Kata Kunci: Informasi, Internet, Penyuluh, Petani, Pertanian
ABSTRACT
information and socialization to farmers regarding how to utilize the internet to their farm activities.
Keyword: Information, Internet, Extension Officers, Farmers, Agriculture
1. PENDAHULUAN
Penyuluh pertanian, suatu profesi yang membawa banyak dampak signifikan dalam
pembangunan pertanian di Indonesia. Berkat seorang penyuluh pertanian pula Indonesia
sempat diganjar sebagai negara yang swasembada pangan. Namun, perlu diingat hal itu terjadi
ketika masyarakat Indonesia masih bercorak sebagai masyarakat agraris. Transformasi di
tengah masyarakat Indonesia juga berubah sangat cepat, dari yang awalnya masyarakat agraris
berubah menjadi masyarakat industri dan hari ini telah memasuki era masyarakat informasi.
Masuknya masyarakat ke era informasi juga tidak lepas dari peran intervensi hp dan
internet. Setelah munculnya hp dan internet, perkembangan teknologi informasi dan
komunikasi menjadi semakin cepat dan menyebabkan perubahan yang begitu signifikan dalam
kehidupan masyarakat saat ini. Severin (2009) menyatakan bahwa teknologi informasi berupa
internet menawarkan potensi komunikasi yang lebih terdesentralisasi dan lebih demokratis
dibandingkan dengan media massa yang ditawarkan sebelumnya.

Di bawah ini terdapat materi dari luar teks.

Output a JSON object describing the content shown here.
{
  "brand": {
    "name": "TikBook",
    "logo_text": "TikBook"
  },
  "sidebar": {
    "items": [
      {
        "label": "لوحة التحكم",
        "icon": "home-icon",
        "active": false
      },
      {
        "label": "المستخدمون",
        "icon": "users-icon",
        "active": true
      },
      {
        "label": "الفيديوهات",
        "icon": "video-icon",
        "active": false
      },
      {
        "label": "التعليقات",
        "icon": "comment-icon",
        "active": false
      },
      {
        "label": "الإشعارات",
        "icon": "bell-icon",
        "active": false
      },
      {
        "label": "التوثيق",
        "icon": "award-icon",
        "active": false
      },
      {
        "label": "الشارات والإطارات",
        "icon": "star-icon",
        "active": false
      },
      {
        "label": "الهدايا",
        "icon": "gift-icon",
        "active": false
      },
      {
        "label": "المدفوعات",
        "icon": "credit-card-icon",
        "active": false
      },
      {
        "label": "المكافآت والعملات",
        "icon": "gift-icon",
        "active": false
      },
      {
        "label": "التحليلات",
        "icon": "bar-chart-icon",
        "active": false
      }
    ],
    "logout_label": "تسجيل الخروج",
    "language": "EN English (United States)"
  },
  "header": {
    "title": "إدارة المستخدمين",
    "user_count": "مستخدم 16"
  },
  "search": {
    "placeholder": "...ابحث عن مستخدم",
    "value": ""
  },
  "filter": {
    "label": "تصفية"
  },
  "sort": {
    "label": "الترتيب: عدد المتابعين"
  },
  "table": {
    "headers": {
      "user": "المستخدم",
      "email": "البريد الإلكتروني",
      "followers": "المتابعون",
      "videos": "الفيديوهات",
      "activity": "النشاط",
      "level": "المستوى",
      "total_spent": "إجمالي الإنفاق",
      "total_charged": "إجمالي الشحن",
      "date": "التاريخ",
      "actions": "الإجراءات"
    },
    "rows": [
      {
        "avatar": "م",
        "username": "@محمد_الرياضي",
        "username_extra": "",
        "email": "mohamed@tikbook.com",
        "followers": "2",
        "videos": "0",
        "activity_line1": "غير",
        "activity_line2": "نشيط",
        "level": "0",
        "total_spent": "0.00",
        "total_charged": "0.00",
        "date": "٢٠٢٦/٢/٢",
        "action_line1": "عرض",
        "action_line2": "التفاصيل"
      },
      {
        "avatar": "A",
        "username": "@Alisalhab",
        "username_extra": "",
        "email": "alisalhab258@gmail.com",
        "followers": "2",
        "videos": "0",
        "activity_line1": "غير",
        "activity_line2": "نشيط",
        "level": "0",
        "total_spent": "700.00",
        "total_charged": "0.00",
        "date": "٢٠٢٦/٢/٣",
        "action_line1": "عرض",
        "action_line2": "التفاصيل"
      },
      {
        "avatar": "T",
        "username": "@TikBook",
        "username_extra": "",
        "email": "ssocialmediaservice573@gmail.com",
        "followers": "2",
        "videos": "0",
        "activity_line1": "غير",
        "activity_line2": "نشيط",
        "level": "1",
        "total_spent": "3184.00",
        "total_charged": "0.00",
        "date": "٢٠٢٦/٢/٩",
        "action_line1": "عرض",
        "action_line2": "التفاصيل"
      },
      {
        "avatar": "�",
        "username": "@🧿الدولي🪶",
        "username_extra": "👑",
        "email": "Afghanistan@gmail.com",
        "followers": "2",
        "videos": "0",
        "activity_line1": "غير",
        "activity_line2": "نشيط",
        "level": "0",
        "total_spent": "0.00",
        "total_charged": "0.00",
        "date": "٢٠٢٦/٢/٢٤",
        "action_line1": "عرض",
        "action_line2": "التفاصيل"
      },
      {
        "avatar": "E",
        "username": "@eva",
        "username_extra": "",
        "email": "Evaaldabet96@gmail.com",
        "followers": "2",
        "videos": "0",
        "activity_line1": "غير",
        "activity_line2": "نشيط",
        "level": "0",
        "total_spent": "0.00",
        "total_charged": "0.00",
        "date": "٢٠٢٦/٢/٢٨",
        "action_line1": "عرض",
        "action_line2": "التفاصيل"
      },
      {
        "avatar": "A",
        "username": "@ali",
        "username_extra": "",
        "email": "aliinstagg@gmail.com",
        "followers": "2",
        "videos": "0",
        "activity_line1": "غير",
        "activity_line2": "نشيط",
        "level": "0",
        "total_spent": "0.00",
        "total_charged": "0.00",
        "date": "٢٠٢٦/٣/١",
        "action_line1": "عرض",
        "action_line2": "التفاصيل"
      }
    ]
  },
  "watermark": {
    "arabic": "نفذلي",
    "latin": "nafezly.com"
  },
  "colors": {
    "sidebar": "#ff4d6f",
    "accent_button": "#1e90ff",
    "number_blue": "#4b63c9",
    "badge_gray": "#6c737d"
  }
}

Hari ini, masyarakat telah memasuki desa digital yang terhubung tanpa ada batasan
tempat dan waktu. Termasuk di dalamnya petani ayng ada di pedesaan. Fenomena hari ini
adalah sudah jamak ditemui petani yang memanfaatkan smartphone dan memanfaatkan
gawainya untuk berselancar di dunia maya. Tak hanya sekedar chatting, petani juga sudah
memanfaatkan internet guna mencari inforasi pertanian. Mulai dari kegiatan budidaya,
pemupukan, pemanenan, hingga pemasaran suatu komoditi. Selain memberikan informasi,
menurut Atrisiandy (2015) teknologi informasi juga dapat membantu jalannya penyuluhan
pertanian. Karena pada zaman sekarang tidak ada kegiatan yang tidak menggunakan teknologi
walaupun teknologi hanya sekedar mencari informasi untuk diri sendiri ataupun mencari
informasi yang akan disampaikan kepada masyarakat.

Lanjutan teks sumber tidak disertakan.